What if the table, itself, is the problem? What if the comfort you are trying so desperately to preserve is the very thing that needs to be destroyed?

What I find interested is that we are always talking about making room at the table. But not all tables should be left standing. Some tables need to be flipped, turned, and taken out of the room altogether.

Maybe, just maybe, if we truly deal with the schisms and issues plaguing our communities, those in attendance will not be able to eat immediately afterwards. Maybe, just maybe, the fact that people are joking and laughing raucously in lunch lines 15 minutes after talking about murder and the pain of an entire community is proof positive that we didn’t reconcile a damn thing (but we sure can load up a gang of Facebook pictures that look like we did!).

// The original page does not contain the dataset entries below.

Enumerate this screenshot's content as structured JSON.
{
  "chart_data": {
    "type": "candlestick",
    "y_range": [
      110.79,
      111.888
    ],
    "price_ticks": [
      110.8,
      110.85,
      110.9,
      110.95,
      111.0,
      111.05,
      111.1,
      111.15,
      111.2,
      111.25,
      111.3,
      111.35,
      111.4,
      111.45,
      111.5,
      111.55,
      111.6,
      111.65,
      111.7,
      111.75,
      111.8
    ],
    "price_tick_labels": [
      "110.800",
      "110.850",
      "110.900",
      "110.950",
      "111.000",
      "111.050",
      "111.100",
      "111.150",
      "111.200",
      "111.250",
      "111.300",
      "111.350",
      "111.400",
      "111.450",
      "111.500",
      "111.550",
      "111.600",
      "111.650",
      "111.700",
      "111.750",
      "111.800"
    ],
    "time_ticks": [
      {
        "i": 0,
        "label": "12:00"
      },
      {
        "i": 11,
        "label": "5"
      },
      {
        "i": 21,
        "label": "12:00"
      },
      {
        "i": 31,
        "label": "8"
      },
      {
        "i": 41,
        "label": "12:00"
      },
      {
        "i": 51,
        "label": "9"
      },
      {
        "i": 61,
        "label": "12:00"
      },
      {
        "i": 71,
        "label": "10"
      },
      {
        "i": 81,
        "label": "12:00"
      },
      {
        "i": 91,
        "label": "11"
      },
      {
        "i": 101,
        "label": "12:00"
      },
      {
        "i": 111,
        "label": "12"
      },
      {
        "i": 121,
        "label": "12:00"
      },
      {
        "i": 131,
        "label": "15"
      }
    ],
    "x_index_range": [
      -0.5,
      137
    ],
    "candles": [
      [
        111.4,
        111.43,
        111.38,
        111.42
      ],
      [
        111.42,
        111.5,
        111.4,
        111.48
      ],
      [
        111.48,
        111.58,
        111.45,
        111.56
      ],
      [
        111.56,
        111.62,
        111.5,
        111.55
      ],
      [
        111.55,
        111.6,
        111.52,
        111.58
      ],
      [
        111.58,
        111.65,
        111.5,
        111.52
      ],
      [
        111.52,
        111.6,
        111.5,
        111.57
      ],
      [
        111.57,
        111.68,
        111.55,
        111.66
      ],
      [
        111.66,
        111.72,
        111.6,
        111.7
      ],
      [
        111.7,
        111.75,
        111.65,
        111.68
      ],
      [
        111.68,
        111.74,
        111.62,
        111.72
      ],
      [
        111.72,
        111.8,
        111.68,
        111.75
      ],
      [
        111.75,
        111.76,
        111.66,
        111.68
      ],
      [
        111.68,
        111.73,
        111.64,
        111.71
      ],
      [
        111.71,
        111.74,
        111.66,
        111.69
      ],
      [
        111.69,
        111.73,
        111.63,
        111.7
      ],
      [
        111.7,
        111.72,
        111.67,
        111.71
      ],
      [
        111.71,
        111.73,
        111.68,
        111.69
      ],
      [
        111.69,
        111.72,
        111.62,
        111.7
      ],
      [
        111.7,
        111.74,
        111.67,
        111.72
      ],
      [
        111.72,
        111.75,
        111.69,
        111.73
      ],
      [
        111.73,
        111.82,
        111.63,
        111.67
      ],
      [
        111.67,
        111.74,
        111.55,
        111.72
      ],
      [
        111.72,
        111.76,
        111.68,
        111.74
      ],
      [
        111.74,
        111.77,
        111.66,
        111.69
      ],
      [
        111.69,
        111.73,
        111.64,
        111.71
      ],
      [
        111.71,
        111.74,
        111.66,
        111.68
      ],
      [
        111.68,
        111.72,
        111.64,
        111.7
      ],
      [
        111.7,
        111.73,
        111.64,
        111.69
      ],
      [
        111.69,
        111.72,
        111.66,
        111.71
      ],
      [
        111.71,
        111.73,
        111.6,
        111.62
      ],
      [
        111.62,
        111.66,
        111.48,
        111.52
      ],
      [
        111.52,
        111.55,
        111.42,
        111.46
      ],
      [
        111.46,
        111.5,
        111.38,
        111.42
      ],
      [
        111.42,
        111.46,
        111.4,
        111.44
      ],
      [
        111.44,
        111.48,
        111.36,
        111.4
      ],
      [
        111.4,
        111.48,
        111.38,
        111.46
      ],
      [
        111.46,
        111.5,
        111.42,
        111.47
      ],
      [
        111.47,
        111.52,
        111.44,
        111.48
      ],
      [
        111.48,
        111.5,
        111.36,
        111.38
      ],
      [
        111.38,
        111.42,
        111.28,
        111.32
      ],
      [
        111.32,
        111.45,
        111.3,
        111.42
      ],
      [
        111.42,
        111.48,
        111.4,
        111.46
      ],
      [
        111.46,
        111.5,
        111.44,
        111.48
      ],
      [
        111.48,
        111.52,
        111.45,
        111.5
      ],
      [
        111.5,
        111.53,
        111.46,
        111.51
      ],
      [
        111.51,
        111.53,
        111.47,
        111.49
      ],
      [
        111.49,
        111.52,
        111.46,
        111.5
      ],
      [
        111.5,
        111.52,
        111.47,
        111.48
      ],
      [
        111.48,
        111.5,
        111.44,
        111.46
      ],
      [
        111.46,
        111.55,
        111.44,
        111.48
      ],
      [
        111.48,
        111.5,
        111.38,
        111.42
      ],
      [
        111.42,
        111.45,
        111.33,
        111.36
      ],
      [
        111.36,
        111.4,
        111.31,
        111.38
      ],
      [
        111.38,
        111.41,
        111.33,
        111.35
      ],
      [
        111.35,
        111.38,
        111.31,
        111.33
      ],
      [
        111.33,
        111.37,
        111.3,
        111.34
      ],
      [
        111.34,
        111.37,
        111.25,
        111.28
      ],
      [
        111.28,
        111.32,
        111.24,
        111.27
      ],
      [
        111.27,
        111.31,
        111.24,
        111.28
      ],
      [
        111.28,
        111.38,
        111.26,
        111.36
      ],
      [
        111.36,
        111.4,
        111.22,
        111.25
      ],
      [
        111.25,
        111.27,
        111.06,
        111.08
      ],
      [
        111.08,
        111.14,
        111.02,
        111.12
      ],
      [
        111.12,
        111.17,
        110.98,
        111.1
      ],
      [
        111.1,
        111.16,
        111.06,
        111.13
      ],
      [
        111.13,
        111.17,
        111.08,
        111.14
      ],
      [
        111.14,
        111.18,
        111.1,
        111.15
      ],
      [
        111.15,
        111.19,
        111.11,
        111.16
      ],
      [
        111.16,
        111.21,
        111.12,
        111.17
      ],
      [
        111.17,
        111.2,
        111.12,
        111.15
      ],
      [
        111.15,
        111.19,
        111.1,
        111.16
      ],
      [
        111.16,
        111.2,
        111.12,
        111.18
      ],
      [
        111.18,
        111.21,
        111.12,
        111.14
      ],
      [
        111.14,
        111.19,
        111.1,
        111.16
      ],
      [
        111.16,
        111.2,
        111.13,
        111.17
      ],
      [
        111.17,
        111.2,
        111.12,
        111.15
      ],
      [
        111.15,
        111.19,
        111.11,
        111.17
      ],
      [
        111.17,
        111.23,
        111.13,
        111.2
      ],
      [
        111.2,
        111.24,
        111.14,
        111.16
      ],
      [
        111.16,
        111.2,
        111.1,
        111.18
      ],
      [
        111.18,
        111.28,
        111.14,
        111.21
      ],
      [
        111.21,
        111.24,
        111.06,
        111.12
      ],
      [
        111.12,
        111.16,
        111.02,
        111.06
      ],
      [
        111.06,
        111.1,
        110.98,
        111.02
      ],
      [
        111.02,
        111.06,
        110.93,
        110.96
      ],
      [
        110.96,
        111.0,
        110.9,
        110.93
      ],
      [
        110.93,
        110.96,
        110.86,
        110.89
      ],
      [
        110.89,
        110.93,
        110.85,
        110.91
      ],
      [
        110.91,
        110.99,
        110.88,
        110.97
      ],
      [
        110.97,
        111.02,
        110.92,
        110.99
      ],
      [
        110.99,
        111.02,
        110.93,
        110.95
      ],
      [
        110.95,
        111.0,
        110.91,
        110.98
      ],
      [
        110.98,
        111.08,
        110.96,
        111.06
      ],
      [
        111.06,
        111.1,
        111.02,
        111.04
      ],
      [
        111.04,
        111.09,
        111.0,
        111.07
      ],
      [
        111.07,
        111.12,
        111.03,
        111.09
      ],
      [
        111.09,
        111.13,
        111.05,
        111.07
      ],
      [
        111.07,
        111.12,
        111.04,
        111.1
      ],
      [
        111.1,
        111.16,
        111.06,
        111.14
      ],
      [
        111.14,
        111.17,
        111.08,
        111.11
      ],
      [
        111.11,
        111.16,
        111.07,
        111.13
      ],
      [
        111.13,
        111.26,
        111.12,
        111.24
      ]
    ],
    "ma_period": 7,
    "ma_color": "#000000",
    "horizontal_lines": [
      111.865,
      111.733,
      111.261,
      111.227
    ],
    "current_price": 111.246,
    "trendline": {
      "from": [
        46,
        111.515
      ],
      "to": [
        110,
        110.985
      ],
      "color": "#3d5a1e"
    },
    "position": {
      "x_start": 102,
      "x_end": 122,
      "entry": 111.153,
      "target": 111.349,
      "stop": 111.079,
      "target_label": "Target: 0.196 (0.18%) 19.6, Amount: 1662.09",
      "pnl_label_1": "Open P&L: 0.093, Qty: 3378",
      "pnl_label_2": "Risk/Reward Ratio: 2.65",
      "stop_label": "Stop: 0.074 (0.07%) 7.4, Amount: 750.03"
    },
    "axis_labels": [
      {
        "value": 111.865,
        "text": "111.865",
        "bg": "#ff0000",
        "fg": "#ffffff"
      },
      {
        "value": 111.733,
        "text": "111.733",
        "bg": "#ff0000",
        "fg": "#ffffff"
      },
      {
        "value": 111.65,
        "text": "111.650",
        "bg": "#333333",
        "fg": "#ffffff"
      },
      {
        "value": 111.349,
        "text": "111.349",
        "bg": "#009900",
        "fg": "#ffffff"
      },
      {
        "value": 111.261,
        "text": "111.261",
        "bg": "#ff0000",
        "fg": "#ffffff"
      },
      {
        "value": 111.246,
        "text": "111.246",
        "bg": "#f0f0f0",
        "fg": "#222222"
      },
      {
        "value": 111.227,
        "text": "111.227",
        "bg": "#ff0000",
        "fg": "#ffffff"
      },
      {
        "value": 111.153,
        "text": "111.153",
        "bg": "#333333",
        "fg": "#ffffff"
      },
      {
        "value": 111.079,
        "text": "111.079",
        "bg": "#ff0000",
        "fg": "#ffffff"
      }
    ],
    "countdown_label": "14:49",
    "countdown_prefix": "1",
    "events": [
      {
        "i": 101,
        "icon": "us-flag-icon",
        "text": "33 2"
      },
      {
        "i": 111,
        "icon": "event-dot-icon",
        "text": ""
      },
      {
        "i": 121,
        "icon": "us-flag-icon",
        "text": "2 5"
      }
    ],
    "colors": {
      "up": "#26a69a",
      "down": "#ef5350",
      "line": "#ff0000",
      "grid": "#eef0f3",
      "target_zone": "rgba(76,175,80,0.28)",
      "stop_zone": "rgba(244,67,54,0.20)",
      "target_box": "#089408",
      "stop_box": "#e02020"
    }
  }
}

Though it may sound as if I am being divisive and raining on our reconciliation parade, trust me, there is no one who desires to see the manifestation of the Beloved Community more than I. However, I am fervently convinced that we cannot have constructive dialogue until we are first willing to partake in deconstructive dialogue. I believe with all my heart that if our unity is based on a fallacy, blessed be division. Moreover, I am all for inclusion, however, when our ‘inclusion’ is used as a subtle tactic to eviscerate a movement of all its raw and influential potency, it becomes nothing more than a co-opted tool of Satan and must be extinguished at the root. It does us no good to ornately decorate a table in the midst of burning house. We preserve ourselves, not by taking a seat at a table that is sure to be consumed in fire, but, rather, by having enough sense to know that sitting down is not what we need to be doing as the roof is caving in on us.

I understand that removing a table concretized in moral folklore is never easy. Many have taken pride in the so-called table of reconciliation. You’ve told many jokes on this table. You’ve shared countless half-off appetizers on this table. There is no way you can muster the strength and courage to flip over the table of unseen power and privilege. Don’t worry, we see your struggle.

Allow us to help you take it out. We never liked that table anyway.